The purpose of this report is to identify standardized categories for the variables of race, ethnicity, and language that can be used to facilitate the sharing, compilation, and comparison of quality data stratified by the standard categories. The Institute of Medicine, under a contract with the Agency for Healthcare Research and Quality (AHRQ), Department of Health and Human Services (HHS), formed the Subcommittee on Standardized Collection of Race/Ethnicity Data for Healthcare Quality Improvement to identify current models for collecting and coding race, ethnicity, and language data; to ascertain the challenges involved in obtaining these data in health care settings; and to make recommendations for improvement. The language in the statement of task (Box S-1)—“in healthcare quality improvement” and “assess and report on quality of care”—led the subcommittee to focus its discussion and recommendations on data collection in the domain of health care services.
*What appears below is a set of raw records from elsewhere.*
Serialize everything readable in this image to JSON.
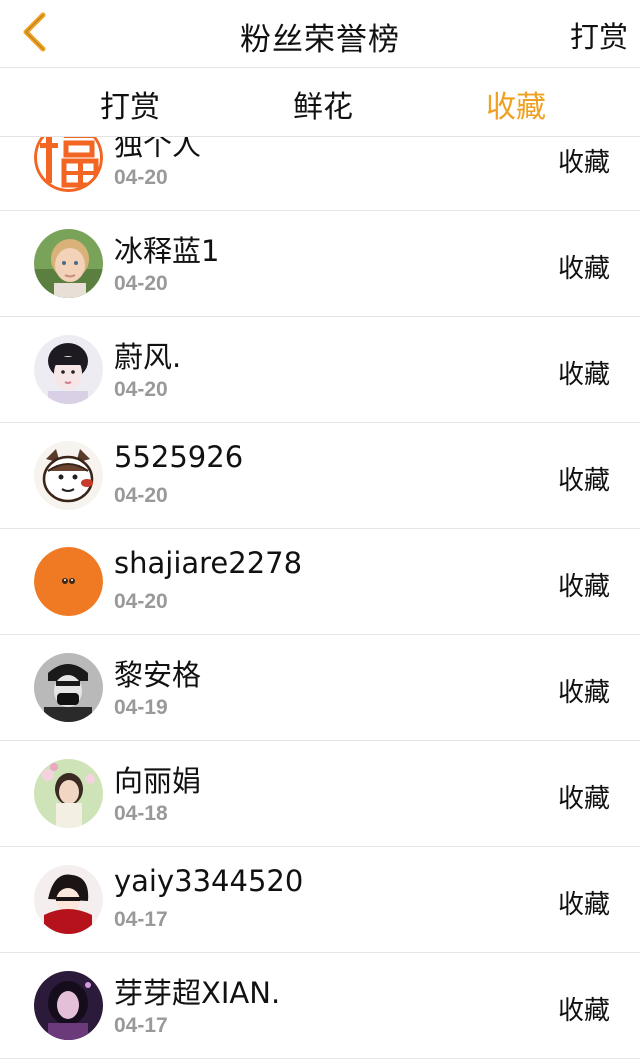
{
  "header": {
    "title": "粉丝荣誉榜",
    "right_label": "打赏",
    "back_icon": "chevron-left-icon",
    "back_color": "#f0a122"
  },
  "tabs": [
    {
      "label": "打赏",
      "active": false
    },
    {
      "label": "鲜花",
      "active": false
    },
    {
      "label": "收藏",
      "active": true
    }
  ],
  "accent_color": "#f0a122",
  "fans": [
    {
      "name": "独个人",
      "date": "04-20",
      "action": "收藏"
    },
    {
      "name": "冰释蓝1",
      "date": "04-20",
      "action": "收藏"
    },
    {
      "name": "蔚风.",
      "date": "04-20",
      "action": "收藏"
    },
    {
      "name": "5525926",
      "date": "04-20",
      "action": "收藏"
    },
    {
      "name": "shajiare2278",
      "date": "04-20",
      "action": "收藏"
    },
    {
      "name": "黎安格",
      "date": "04-19",
      "action": "收藏"
    },
    {
      "name": "向丽娟",
      "date": "04-18",
      "action": "收藏"
    },
    {
      "name": "yaiy3344520",
      "date": "04-17",
      "action": "收藏"
    },
    {
      "name": "芽芽超XIAN.",
      "date": "04-17",
      "action": "收藏"
    }
  ]
}
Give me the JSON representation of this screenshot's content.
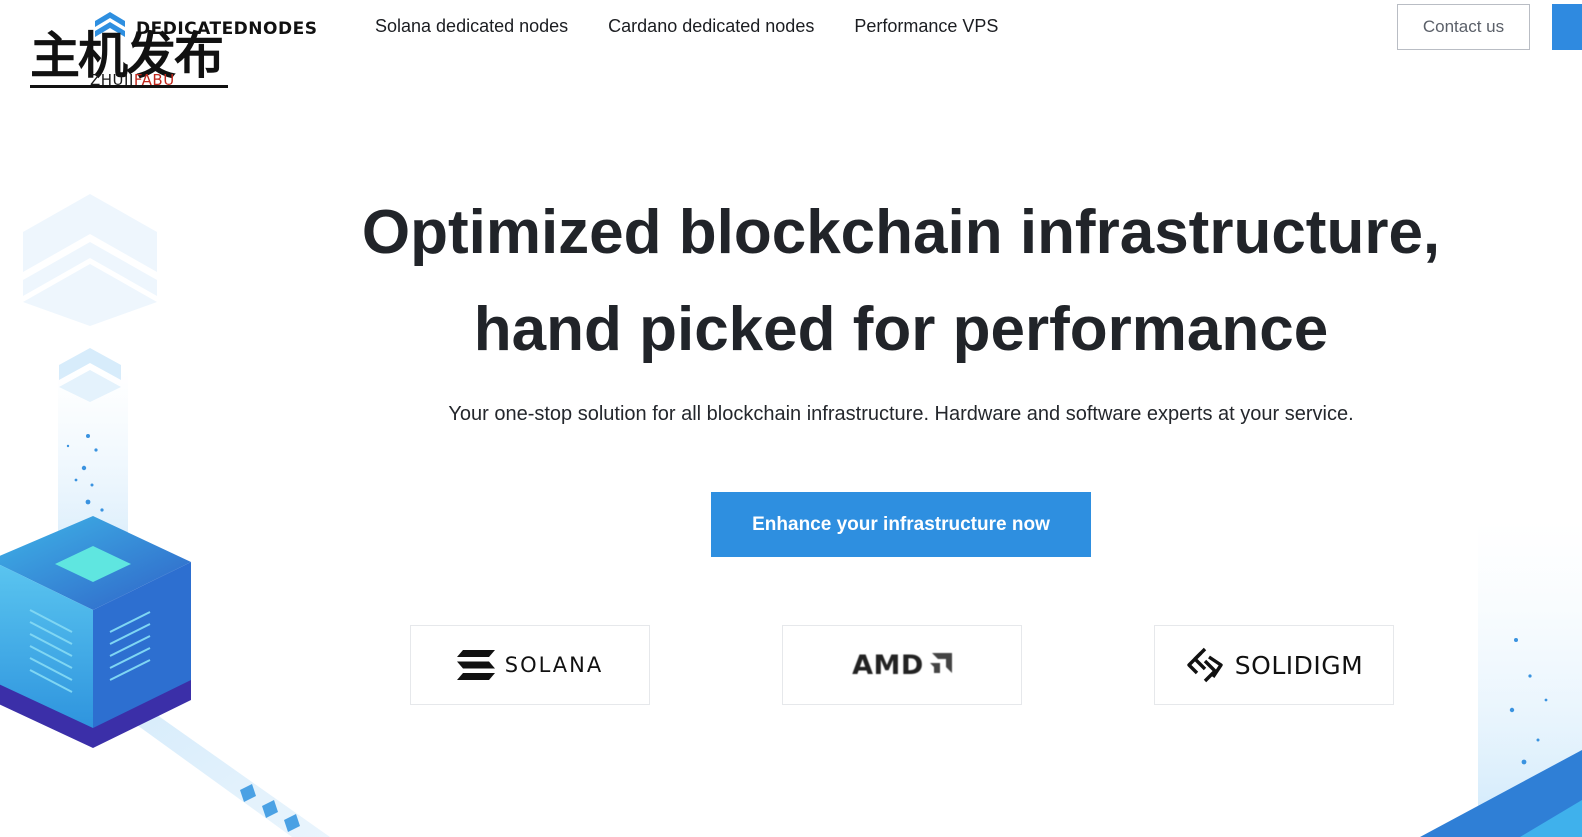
{
  "brand": {
    "name": "DEDICATEDNODES",
    "watermark_cn": "主机发布",
    "watermark_en_a": "ZHUJI",
    "watermark_en_b": "FABU"
  },
  "nav": {
    "items": [
      {
        "label": "Solana dedicated nodes"
      },
      {
        "label": "Cardano dedicated nodes"
      },
      {
        "label": "Performance VPS"
      }
    ],
    "contact_label": "Contact us"
  },
  "hero": {
    "title_line1": "Optimized blockchain infrastructure,",
    "title_line2": "hand picked for performance",
    "subtitle": "Your one-stop solution for all blockchain infrastructure. Hardware and software experts at your service.",
    "cta_label": "Enhance your infrastructure now"
  },
  "partners": [
    {
      "name": "SOLANA",
      "icon": "solana-logo-icon"
    },
    {
      "name": "AMD",
      "icon": "amd-arrow-icon"
    },
    {
      "name": "SOLIDIGM",
      "icon": "solidigm-logo-icon"
    }
  ],
  "colors": {
    "accent": "#2e8fe0",
    "text": "#212429",
    "border": "#e6e8eb",
    "watermark_red": "#c0271c"
  }
}
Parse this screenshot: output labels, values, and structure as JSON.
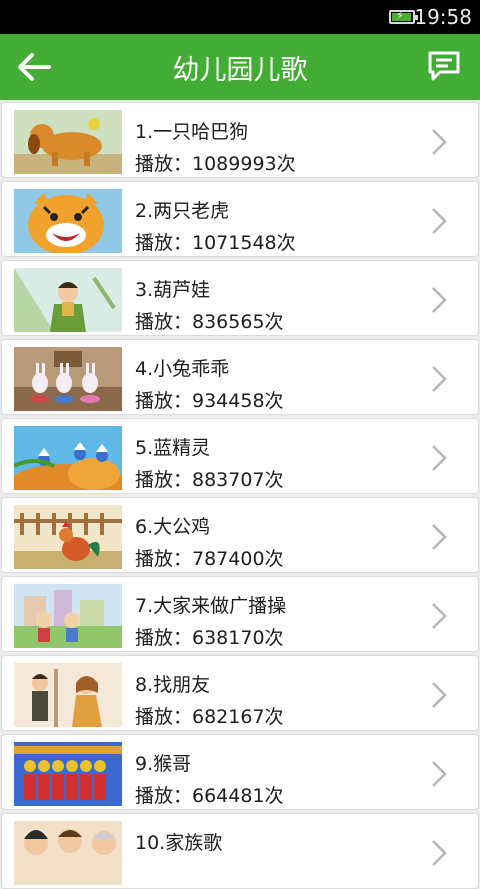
{
  "status_bar": {
    "time": "19:58",
    "battery_level": 0.95,
    "icons": [
      "battery-charging-icon"
    ]
  },
  "app_bar": {
    "title": "幼儿园儿歌",
    "back_icon": "back-arrow-icon",
    "message_icon": "message-icon"
  },
  "colors": {
    "primary": "#43ac35",
    "background": "#ebebeb",
    "card": "#ffffff",
    "text": "#1e1e1e",
    "chevron": "#b5b5b5"
  },
  "songs": [
    {
      "title": "1.一只哈巴狗",
      "plays": "播放：1089993次"
    },
    {
      "title": "2.两只老虎",
      "plays": "播放：1071548次"
    },
    {
      "title": "3.葫芦娃",
      "plays": "播放：836565次"
    },
    {
      "title": "4.小兔乖乖",
      "plays": "播放：934458次"
    },
    {
      "title": "5.蓝精灵",
      "plays": "播放：883707次"
    },
    {
      "title": "6.大公鸡",
      "plays": "播放：787400次"
    },
    {
      "title": "7.大家来做广播操",
      "plays": "播放：638170次"
    },
    {
      "title": "8.找朋友",
      "plays": "播放：682167次"
    },
    {
      "title": "9.猴哥",
      "plays": "播放：664481次"
    },
    {
      "title": "10.家族歌",
      "plays": ""
    }
  ]
}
EXISTING GUIDANCE ON RACE, ETHNICITY, AND LANGUAGE CATEGORIES
The concepts of race and ethnicity are defined socially and culturally and, in the case of federal data collection, by legislative and political necessity (Hayes-Bautista and Chapa, 1987). With the aim of identifying important cultural and social groups for statistical reporting and civil rights monitoring, the Office of Management and Budget (OMB) has developed a minimum set of standardized categories for reporting on race and Hispanic ethnicity by federal agencies and recipients of federal funds (OMB, 1977, 1997b). The five race categories are now Black or African American, White, Asian, American Indian or Alaska Native, and Native Hawaiian or Other Pacific Islander.
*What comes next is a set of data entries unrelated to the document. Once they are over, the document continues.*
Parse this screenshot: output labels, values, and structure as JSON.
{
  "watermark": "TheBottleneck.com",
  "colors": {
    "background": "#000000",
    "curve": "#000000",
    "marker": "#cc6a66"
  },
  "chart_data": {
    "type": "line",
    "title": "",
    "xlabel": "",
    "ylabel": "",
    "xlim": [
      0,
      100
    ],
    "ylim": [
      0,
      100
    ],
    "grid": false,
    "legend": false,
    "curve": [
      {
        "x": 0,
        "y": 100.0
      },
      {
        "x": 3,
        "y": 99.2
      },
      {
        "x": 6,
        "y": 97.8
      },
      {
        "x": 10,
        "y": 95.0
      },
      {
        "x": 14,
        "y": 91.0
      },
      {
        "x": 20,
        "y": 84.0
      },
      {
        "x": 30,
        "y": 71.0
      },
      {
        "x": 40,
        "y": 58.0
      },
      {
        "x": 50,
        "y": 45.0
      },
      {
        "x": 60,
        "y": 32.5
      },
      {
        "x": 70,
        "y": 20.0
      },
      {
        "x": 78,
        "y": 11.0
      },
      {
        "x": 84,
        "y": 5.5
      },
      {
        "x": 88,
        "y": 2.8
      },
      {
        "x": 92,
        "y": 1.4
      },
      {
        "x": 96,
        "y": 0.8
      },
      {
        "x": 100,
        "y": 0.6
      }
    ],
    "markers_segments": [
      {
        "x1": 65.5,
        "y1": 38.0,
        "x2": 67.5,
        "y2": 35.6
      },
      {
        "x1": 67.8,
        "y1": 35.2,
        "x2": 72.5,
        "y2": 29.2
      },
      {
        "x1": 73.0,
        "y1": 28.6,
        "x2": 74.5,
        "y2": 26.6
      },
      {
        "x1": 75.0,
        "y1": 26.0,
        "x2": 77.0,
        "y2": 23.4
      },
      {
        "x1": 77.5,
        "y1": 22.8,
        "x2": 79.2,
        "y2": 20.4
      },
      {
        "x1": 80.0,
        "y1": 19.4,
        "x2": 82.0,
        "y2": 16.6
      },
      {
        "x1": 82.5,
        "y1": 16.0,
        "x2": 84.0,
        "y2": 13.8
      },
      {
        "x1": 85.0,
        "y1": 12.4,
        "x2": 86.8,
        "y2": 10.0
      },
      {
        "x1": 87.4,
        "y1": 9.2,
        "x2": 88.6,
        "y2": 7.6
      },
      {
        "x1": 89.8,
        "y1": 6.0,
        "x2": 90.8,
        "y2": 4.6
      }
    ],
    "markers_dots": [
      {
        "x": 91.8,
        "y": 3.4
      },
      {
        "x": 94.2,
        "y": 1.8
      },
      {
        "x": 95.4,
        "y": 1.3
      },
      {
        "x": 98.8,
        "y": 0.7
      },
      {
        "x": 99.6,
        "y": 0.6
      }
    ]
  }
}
Statement of Task: Subcommittee on Standardized Collection of Race/Ethnicity Data for Healthcare Quality Improvement
A subcommittee of experts will report to the IOM Committee on Future Directions for the National Healthcare Quality and Disparities Reports regarding the lack of standardization of collection of race and ethnicity data at the federal, state, local, and private sector levels due to the fact that the federal government has yet to issue comprehensive, definitive guidelines for the collection and disclosure of race and ethnicity data in healthcare quality improvement. The subcommittee will focus on defining a standard set of race/ethnicity and language categories and methods for obtaining this information to serve as a standard for those entities wishing to assess and report on quality of care across these categories. The subcommittee will carry out an appropriate level of detailed, in-depth analysis and description which can be included in the overall report by the committee and as a separate stand alone report.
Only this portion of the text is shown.